After an almost two-month wait, the Pennsylvania Superior Court has refused a motion filed by Bill Cosby’s legal team to dismiss charges against the star, allowing the trial for the alleged sexual assault of Andrea Constand, a former employee at Temple University, to proceed.
“The temporary stay entered on March 1, 2016 is lifted,” the superior court ruled on Monday, April 25.
Cosby, a once-beloved figure in the industry, is accused of sexually assaulting Constand in January 2004 after drugging her in his mansion, located in Elkins Park, PA.
Though similar allegations have been made against Cosby for decades—the earliest of which was made in 1965—Constand’s marks the first criminal case against Cosby to move forward to court. As of now, nearly 60 women have come forward with similar testimonies against the man formerly known as Cliff Huxtable, which “typically involved the comedian offering a woman a cup of coffee or some sort of alcoholic beverage—which may be spiked with drugs—and allegedly sexually assaulting the victim as she’s impaired or unconscious,” Vox reported last July.

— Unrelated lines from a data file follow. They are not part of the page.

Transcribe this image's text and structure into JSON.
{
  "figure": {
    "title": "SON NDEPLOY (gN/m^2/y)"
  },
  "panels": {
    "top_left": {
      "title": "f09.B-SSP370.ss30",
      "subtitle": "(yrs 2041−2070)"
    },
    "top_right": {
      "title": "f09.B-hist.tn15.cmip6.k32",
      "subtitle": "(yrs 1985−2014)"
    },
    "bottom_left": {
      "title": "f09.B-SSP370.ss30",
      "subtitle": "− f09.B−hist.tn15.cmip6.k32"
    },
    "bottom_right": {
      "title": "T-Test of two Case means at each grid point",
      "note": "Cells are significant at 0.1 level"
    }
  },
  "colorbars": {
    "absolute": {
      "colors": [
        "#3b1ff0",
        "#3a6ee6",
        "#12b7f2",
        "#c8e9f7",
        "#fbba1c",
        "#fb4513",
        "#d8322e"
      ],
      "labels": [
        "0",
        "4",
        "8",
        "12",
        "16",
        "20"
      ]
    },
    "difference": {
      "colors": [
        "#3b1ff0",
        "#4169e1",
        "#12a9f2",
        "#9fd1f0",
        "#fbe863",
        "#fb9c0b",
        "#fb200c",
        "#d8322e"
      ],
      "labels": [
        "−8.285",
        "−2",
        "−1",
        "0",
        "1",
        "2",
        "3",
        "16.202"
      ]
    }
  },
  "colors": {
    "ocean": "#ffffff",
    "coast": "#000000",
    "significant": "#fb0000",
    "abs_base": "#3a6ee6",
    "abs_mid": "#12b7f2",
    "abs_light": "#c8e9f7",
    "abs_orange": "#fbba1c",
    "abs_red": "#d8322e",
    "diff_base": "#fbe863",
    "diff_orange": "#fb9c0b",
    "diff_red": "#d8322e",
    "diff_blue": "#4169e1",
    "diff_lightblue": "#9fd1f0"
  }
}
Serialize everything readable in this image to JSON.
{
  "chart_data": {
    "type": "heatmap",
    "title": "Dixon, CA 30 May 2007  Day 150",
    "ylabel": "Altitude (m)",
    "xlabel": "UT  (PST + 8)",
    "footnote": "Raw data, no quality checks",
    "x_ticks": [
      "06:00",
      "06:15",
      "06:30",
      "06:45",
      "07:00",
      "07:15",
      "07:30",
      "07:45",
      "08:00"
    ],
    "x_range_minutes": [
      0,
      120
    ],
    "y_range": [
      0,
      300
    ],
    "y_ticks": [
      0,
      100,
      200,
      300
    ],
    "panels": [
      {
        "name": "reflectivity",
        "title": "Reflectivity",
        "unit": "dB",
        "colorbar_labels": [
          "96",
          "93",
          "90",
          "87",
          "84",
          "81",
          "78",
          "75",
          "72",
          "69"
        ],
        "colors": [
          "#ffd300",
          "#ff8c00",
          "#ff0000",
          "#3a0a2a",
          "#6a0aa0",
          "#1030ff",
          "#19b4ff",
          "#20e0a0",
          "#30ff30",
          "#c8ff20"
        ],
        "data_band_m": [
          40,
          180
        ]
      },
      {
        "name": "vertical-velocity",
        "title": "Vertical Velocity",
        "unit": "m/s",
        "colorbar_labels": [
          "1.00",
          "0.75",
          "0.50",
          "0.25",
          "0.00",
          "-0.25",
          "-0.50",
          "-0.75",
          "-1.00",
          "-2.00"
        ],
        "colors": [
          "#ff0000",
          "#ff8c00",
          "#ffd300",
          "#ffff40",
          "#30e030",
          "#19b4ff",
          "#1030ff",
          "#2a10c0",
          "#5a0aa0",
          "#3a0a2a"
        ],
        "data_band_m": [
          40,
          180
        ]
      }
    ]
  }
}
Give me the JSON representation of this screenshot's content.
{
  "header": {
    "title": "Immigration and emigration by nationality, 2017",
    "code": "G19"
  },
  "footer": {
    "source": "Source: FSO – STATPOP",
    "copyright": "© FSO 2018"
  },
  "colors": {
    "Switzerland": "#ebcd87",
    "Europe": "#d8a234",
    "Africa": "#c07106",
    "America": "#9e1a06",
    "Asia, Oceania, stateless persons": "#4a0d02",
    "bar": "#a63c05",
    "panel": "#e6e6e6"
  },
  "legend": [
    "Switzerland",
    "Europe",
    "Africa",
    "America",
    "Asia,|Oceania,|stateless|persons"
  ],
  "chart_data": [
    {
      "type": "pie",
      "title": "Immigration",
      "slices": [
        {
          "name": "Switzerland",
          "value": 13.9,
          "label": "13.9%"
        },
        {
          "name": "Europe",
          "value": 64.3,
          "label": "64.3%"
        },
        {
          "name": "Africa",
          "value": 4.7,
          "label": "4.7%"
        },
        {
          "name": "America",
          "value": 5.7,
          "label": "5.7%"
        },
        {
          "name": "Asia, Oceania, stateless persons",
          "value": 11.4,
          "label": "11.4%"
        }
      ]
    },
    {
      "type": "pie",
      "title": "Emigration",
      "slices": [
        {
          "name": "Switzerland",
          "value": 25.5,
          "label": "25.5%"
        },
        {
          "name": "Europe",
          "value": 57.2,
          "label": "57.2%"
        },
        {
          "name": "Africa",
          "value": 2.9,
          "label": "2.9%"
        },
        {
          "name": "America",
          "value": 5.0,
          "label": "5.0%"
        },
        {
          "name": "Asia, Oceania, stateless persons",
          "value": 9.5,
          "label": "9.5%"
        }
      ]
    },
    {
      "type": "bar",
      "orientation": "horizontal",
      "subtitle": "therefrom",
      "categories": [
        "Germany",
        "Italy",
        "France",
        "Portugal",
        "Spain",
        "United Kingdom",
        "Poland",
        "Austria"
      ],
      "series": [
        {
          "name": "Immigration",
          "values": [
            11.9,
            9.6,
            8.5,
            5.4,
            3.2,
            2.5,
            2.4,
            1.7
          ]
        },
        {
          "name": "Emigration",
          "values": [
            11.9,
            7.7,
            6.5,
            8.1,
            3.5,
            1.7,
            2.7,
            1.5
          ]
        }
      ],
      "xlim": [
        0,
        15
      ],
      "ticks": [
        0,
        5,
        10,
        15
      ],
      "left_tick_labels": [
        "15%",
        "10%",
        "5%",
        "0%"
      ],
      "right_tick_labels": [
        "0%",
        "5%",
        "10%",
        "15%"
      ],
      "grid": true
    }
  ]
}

The stay was made as a result of an appeal put forward by Cosby’s attorneys on February 4, after Montgomery County Judge Steven O’Neill initially ruled that the case was allowed to go forward.
Kevin Steele, the Montgomery County district attorney and acting prosecutor for the upcoming Constand case, also released an official statement about the court’s decision:
“Today we received two orders from the Pennsylvania Supreme Court. The first, at the Commonwealth’s request, quashed the Cosby defense team’s pretrial interlocutory appeal.
The second, also at the Commonwealth’s request, denied their appeal of Judge O’Neill’s refusal to certify an interlocutory appeal. We did not believe that the defense had a right to appeal at this stage, and are gratified that the Court came to the same conclusion. The effect of both of these orders is that we can now hold a preliminary hearing. We are ready for that hearing and look forward to the Court setting a date so we can present our case.”
The defense’s main grounds for their appeal revolved around a deal made by former Montgomery County district attorney Bruce L. Castor; Castor himself recently testified that the deal was “not credible,” which in turn greatly affected O’Neill’s opinion on his ruling.
As of now, Cosby’s representatives have yet to comment on the matter.